What got me on this kick? Well, it’s no secret that the U.S. is fast becoming the most econonically stratified society in the western world. This fact is particularly obvious since I live in New York City, where the middled class is being rapidly decimated by Bloomberg and his real estate cronies. But it’s not only that, it’s the recession in general which has really made it clear the inequity between the rich and poor. And it is a gap that’s widening. Let me give you some numbers. According to the Survey of Consumer Finances sponsored by the Federal Reserve Board, the wealthiest 1% of families in America own roughly 34.3% of the nation’s wealth; and the top 10% own over 71%.

Another sudy by New York University made it even more stark: in terms of financial wealth, the raw calculus just dealing with money, they own an even greater share of 42.7%. Since financial wealth is what counts, we can say that just 10% of the people in our country own the United Sates of America. For the rest of us? Either we get by or starve. Now, history has shown that such disparities in wealth is not good for the body politic. And it’s even worse when (and this according to government statistics) over 32 million citizens live below the poverty line.
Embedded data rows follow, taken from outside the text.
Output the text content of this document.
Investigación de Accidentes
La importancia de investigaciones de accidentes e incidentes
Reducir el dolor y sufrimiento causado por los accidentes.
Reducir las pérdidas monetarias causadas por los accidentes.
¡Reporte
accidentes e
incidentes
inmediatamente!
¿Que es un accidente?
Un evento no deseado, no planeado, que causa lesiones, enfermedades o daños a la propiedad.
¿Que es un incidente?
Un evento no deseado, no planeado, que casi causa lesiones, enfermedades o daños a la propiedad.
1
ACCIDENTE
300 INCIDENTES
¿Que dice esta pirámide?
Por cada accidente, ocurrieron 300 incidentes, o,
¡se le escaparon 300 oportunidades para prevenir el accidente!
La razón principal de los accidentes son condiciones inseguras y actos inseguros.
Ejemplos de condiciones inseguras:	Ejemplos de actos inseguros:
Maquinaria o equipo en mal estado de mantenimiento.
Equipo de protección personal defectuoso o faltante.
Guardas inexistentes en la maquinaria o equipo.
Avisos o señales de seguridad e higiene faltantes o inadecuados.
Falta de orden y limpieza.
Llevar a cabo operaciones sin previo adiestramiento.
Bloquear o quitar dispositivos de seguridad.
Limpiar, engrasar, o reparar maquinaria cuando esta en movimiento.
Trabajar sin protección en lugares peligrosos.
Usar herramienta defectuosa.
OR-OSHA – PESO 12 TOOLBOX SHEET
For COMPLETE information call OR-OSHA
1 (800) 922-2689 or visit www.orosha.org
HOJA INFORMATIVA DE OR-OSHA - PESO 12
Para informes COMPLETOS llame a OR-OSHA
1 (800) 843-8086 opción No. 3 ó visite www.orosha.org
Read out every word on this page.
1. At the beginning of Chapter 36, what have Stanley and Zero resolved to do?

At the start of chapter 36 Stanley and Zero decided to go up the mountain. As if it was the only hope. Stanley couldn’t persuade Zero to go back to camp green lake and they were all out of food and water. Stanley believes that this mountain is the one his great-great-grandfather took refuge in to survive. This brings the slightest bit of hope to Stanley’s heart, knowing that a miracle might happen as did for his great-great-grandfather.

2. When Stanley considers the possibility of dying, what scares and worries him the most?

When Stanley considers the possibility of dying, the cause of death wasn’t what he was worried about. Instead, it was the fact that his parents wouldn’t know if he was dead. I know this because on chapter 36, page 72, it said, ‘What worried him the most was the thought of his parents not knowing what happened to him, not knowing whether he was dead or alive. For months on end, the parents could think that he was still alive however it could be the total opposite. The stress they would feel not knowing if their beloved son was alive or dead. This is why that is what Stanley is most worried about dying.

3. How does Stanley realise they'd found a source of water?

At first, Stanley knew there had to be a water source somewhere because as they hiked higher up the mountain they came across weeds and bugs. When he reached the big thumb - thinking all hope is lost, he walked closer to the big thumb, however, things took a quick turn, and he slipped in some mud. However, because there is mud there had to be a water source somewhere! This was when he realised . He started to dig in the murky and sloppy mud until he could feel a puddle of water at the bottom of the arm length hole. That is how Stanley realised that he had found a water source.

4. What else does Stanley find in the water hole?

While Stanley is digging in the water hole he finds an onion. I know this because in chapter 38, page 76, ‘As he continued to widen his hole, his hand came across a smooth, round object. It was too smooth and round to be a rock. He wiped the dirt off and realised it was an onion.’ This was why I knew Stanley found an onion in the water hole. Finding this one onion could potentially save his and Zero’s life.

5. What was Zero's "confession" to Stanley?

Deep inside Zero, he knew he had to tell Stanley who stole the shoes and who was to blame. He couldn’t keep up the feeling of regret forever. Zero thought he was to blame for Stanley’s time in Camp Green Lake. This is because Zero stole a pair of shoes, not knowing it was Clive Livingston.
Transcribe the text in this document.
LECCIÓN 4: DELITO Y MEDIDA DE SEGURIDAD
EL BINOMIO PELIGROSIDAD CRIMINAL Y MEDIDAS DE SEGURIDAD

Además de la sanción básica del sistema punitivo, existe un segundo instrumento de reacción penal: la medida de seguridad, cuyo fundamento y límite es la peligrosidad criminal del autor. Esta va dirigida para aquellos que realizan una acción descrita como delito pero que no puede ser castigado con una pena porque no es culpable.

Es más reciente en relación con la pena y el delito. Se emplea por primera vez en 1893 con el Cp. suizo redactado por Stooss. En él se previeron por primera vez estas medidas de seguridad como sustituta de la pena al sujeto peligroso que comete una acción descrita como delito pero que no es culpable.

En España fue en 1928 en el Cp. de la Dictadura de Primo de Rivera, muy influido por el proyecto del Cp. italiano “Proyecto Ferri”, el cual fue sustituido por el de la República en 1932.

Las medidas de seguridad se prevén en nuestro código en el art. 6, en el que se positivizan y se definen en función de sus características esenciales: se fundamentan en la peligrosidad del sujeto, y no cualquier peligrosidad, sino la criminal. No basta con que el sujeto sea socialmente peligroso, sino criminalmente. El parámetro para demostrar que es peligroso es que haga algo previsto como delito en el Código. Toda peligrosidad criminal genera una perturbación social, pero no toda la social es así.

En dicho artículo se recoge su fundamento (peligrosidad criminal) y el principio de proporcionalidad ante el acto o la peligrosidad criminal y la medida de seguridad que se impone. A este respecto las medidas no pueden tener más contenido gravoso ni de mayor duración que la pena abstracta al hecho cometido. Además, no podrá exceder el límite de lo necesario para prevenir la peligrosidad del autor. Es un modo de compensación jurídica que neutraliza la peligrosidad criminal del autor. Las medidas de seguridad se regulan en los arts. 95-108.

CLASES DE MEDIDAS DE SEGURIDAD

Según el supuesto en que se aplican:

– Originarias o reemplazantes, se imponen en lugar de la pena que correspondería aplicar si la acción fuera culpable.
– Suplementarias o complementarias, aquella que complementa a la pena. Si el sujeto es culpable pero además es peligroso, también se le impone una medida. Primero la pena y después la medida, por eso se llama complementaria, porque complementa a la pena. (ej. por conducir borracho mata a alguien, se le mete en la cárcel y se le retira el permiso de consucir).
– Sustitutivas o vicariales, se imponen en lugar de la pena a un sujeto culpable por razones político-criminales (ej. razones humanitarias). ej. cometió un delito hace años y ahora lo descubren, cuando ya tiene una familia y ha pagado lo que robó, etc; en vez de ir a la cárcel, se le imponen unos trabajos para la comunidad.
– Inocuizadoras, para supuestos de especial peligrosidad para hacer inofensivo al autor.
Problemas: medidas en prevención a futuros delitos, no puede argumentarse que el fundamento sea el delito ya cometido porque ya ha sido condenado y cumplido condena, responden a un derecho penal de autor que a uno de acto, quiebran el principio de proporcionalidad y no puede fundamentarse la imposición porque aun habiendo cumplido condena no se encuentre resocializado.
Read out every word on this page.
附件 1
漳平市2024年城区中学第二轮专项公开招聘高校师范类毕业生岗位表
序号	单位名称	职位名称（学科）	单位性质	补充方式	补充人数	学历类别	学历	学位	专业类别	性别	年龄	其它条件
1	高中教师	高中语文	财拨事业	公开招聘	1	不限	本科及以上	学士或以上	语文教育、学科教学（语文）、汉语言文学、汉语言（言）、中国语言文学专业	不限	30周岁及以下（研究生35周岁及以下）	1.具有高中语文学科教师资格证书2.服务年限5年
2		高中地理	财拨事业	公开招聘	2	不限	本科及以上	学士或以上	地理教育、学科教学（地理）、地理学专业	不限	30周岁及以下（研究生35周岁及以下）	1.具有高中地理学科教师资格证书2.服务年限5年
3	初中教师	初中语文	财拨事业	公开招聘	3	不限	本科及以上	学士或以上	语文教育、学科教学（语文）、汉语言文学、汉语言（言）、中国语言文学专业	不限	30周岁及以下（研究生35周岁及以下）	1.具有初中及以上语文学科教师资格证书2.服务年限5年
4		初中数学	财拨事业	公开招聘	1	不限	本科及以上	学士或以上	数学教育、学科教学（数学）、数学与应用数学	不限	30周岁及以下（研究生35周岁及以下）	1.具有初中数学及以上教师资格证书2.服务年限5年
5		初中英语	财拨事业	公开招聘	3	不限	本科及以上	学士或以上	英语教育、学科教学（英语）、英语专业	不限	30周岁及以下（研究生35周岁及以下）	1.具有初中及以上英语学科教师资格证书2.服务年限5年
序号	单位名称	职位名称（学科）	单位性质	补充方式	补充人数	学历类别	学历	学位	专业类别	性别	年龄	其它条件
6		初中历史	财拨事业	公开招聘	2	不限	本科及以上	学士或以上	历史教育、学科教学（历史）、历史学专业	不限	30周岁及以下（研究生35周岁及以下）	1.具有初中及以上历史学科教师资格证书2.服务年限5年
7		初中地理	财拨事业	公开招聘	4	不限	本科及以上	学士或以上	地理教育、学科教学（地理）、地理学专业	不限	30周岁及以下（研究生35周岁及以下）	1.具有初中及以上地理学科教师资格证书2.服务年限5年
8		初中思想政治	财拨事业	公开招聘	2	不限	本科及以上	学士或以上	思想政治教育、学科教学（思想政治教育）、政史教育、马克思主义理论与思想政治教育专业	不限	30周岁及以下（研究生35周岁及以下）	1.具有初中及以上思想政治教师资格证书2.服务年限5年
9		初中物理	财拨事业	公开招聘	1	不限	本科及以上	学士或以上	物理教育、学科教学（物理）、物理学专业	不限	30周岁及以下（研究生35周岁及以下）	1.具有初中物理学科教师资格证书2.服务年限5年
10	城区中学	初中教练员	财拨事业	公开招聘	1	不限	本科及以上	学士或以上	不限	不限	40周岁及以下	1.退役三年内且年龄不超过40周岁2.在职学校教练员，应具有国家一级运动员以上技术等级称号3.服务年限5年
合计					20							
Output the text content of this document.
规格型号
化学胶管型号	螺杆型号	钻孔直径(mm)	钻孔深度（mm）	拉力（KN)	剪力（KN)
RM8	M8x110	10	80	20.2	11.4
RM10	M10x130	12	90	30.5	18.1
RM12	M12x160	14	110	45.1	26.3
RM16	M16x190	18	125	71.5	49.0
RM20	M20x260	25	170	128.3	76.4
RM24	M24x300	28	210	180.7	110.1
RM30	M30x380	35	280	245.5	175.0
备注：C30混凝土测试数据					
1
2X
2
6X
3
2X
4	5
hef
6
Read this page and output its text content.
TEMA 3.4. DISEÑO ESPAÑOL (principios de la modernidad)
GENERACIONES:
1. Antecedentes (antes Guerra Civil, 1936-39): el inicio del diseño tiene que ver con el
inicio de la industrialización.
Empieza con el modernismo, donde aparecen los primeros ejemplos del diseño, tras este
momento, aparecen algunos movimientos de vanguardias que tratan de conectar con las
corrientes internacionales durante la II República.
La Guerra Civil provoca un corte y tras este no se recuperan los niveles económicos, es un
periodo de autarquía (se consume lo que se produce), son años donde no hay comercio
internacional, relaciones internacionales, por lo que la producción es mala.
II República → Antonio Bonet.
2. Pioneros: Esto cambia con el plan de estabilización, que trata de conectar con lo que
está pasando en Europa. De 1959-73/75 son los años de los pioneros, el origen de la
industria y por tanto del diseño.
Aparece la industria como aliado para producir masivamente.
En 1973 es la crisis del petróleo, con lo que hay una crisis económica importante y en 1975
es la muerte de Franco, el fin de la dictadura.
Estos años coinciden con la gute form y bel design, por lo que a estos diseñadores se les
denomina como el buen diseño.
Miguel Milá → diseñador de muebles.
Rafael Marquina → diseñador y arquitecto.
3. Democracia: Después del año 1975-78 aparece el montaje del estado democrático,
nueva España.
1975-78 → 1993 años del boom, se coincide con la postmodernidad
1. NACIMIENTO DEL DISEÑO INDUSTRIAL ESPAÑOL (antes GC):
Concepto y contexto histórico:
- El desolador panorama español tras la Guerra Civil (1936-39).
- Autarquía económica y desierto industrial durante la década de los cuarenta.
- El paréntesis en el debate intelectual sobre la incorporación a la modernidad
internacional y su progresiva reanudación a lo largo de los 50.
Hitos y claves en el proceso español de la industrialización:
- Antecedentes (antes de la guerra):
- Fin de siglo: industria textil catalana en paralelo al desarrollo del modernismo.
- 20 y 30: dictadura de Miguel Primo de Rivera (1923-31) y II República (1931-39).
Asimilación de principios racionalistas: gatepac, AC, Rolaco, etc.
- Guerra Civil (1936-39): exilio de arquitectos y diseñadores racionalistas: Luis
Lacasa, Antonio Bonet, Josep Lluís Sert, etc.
I could go on spouting statistics and studies and numbers till your head hurts. But, Jim Harrison’s poem given below says it best. It’s a cry, and a warning.

EASTER MORNING

On Easter morning all over America
the peasants are frying potatoes in bacon grease.

We’re not suppose to have “peasants”
but there are tens of millions of them
frying potatoes on Easter morning,
cheap and delicious with catsup.

If Jesus were here this morning, he might
be eating fried potatoes with my friend
who has a ’51 Dodge and a ’72 Pontiac.

When his kids ask why they don’t have
a new car he says, “these care were new once
and now they are experienced.”

He can fix anything and when rich folks
call to get a toilet repaired he pauses
extra hours so they can further
learn what we’re made of.

I told him that in Mexico the poor say
that when there’s lightning the rich
think that God is taking their picture.
He laughed.

Like peasants everywhere in the history
of the world ours can’t figure out why
they’re getting poorer. Their sons join
the army to get work at being shot at.

Your ideals are invisible clouds
so try not to suffocate the poor,
the peasants, with your sympathies,
they know that you’re staring at them.